Movie accounting is always more than a little mercurial. If you ask some guys at Warner Bros., they still haven’t made any profit off the merchandising behemoth that was 1989’s Batman. Never mind today, in a world where international box office is relied upon but obscured by more complex gross share rules, and where the DVD market blossomed, then capsized immediately. It’s a very complex thing you’re saying when you declare a movie a bomb or a hit. Or even when you say it’s expensive.

So it makes perfect sense that a Detroit CBS affiliate would get their wires crossed in discussing a budget for the WB’s upcoming Man of Steel sequel, which does not yet have a title but is sure to be something unnecessarily complicated. The claim is that this film, which unites Batman and Superman, and possibly a slew of other DC characters, is budgeted at $131 million. Which, for those of you keeping score, is nearly $100 million less than the reported cost of Man of Steel, allegedly a $225 million movie. The report also claims it’s the most expensive film ever made in Michigan, besting the costs of Oz The Great And Powerful. Which, reportedly, cost $215 million. Perhaps there’s an extra digit missing somewhere.

Maybe that dollar figure is the initial cost of some of the location shooting, and only some of the effects work, supposedly being done at Michigan Motion Picture Studios in Pontiac but also likely elsewhere given the size of such a project. Maybe it’s isolating the separate paychecks of all the actors, like Ben Affleck’s $10-$15 million payday and Henry Cavill’s $12.50 plus bus fare stipend. Maybe there’s a second wave of filming set for an undisclosed location, and the WB is keeping it under wraps from any reporter that might inquire. Or maybe they just got it wrong. Journalism is a fickle beast.

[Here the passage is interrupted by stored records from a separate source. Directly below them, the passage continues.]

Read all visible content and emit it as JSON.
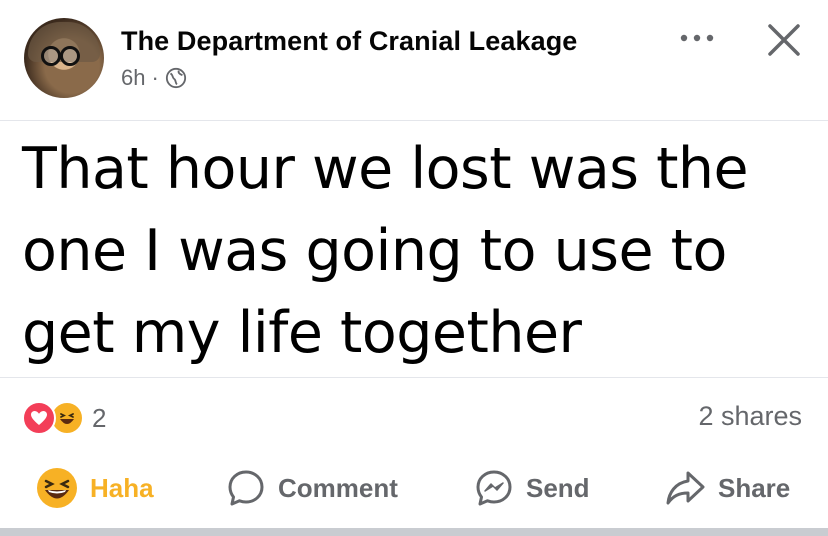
{
  "post": {
    "page_name": "The Department of Cranial Leakage",
    "time": "6h",
    "separator": "·",
    "text_lines": [
      "That hour we lost was the",
      "one I was going to use to",
      "get my life together"
    ]
  },
  "icons": {
    "avatar": "avatar",
    "audience": "globe-icon",
    "more": "more-options-icon",
    "close": "close-icon",
    "love": "love-reaction-icon",
    "haha": "haha-reaction-icon",
    "comment": "comment-icon",
    "send": "messenger-icon",
    "share": "share-icon"
  },
  "stats": {
    "reaction_count": "2",
    "shares": "2 shares"
  },
  "actions": {
    "haha": "Haha",
    "comment": "Comment",
    "send": "Send",
    "share": "Share"
  },
  "colors": {
    "text": "#050505",
    "muted": "#65676b",
    "haha": "#f7b125",
    "love": "#f33e58",
    "divider": "#e4e6eb"
  }
}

Whatever the case, this is sure to be one of the most expensive films of all-time. How could it not be? It reached that status as soon as Batman entered the picture, given that he’s the only superhero in the game coming off back-to-back billion dollar hits (not counting Iron Man, who needed The Avengers to pull that off). You’ve also got Gal Gadot joining the gang as Wonder Woman, with a host of other superpowered characters jumping into the fray. There’s also the matter of all that collateral damage in Zack Snyder's Man of Steel. It’s likely all parties involved think that orgy of death and mayhem needs to be "topped." Poor Michigan. You’re not gonna make it out of this alive.

The nice takeaway is that the production is expected to bring several jobs to the state, beefing up their economy, with the claim that $5 million alone will go straight to the hotel industry. This movie may be a big budget behemoth, but if one of these superheroes doesn’t get a hotel mint on their pillow, there might be some skyscrapers coming down. Superman And The Super-Friends remains on-schedule for a July 17, 2015 release date.